The laying of the cable from Venezuela to Santiago de Cuba was completed in February.

By Circles Robinson

HAVANA TIMES, Nov 18 — The controversial fiber optic cable linking Venezuela and Cuba has been tested and is already secretly providing service to some government entities, reported the Cafe Fuerte website on Thursday.

Cuba’s Ministry of Telecommunications announced several years ago that the cable would increase the island’s data transmission capabilities 3,000 fold. However, the operational date has been steadily pushed back despite the cable’s arrival to Santiago de Cuba last February.

Unofficial reports in recent months have several top level officials, including a deputy minister, detained for corruption involving the cable deal. Kickbacks and the purchase of shabby materials are part of the unconfirmed rumors.

The news of the arrests was one more bucket of cold water over the aspirations of ordinary Cubans to have a chance to connect to the world via the Internet.
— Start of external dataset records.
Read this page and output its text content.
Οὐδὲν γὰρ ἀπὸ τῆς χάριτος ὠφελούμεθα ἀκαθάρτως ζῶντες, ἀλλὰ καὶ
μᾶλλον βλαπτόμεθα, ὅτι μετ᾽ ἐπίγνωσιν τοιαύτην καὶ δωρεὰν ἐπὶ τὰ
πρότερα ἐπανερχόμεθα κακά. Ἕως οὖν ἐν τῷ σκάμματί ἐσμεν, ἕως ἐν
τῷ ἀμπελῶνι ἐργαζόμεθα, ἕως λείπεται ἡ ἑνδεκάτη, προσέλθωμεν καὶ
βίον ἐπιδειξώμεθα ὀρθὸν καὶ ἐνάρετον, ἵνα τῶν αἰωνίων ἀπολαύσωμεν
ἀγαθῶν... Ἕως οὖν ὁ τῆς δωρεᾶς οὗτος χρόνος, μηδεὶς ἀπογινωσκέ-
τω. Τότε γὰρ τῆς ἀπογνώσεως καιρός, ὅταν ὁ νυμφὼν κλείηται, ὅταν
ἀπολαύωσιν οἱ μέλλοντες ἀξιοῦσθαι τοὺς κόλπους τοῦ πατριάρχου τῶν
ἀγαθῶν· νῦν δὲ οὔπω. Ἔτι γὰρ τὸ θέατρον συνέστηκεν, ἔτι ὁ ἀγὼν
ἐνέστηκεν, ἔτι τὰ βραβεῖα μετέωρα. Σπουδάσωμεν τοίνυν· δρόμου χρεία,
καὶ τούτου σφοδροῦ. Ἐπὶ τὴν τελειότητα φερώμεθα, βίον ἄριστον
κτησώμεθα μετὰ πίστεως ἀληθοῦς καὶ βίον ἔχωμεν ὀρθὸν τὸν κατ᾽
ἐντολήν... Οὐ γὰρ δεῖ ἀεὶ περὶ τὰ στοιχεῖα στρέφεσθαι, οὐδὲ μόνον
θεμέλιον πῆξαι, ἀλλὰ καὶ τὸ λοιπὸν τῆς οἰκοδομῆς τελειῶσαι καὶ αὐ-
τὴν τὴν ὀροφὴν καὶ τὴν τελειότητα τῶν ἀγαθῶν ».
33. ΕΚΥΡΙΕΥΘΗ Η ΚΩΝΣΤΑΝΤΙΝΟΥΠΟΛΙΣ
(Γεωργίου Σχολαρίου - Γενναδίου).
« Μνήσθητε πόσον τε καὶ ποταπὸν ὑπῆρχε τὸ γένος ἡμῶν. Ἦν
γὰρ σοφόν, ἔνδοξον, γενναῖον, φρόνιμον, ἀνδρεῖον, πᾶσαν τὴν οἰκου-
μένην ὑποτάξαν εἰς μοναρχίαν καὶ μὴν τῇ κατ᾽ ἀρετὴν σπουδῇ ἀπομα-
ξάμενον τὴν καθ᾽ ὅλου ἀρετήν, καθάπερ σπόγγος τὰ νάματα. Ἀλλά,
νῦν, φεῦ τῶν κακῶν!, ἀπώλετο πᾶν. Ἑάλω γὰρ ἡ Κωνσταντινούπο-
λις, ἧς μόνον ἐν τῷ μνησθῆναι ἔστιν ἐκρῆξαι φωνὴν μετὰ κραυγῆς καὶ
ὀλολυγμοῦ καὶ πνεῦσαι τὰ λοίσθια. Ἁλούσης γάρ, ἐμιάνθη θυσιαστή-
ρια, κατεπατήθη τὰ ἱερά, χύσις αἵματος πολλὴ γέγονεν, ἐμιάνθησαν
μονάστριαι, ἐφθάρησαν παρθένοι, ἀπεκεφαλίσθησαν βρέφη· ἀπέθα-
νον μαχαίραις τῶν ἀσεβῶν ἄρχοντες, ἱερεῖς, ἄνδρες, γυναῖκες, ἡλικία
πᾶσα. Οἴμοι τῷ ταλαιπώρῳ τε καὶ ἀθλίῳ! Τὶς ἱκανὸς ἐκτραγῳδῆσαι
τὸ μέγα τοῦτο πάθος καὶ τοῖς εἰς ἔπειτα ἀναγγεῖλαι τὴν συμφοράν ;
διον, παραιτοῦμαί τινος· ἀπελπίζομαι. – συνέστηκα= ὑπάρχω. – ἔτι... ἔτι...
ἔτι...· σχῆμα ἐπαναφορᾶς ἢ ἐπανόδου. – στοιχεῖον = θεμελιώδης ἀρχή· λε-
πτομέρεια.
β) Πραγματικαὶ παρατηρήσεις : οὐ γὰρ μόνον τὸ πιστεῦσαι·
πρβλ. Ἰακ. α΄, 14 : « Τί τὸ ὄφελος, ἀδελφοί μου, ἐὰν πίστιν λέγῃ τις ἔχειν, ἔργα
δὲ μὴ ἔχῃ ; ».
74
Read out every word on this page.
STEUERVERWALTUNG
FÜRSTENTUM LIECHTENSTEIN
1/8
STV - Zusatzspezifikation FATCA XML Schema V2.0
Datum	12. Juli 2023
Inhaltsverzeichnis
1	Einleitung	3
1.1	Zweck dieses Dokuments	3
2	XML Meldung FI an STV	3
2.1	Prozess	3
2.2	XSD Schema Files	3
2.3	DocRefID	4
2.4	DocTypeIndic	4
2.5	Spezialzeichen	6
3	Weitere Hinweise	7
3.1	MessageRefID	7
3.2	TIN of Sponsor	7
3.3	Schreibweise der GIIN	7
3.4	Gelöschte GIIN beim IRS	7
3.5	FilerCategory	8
Previously, officials had made it clear that the expanded capabilities would not mean greater access or cheaper prices for the service, noting that government offices and businesses, schools, official journalists and other prioritized sectors would have faster service with the cable.

Individual citizens who wish to use the Internet currently pay US $6-8, around a third of an average monthly wage, for one hour of service at a tourist hotel.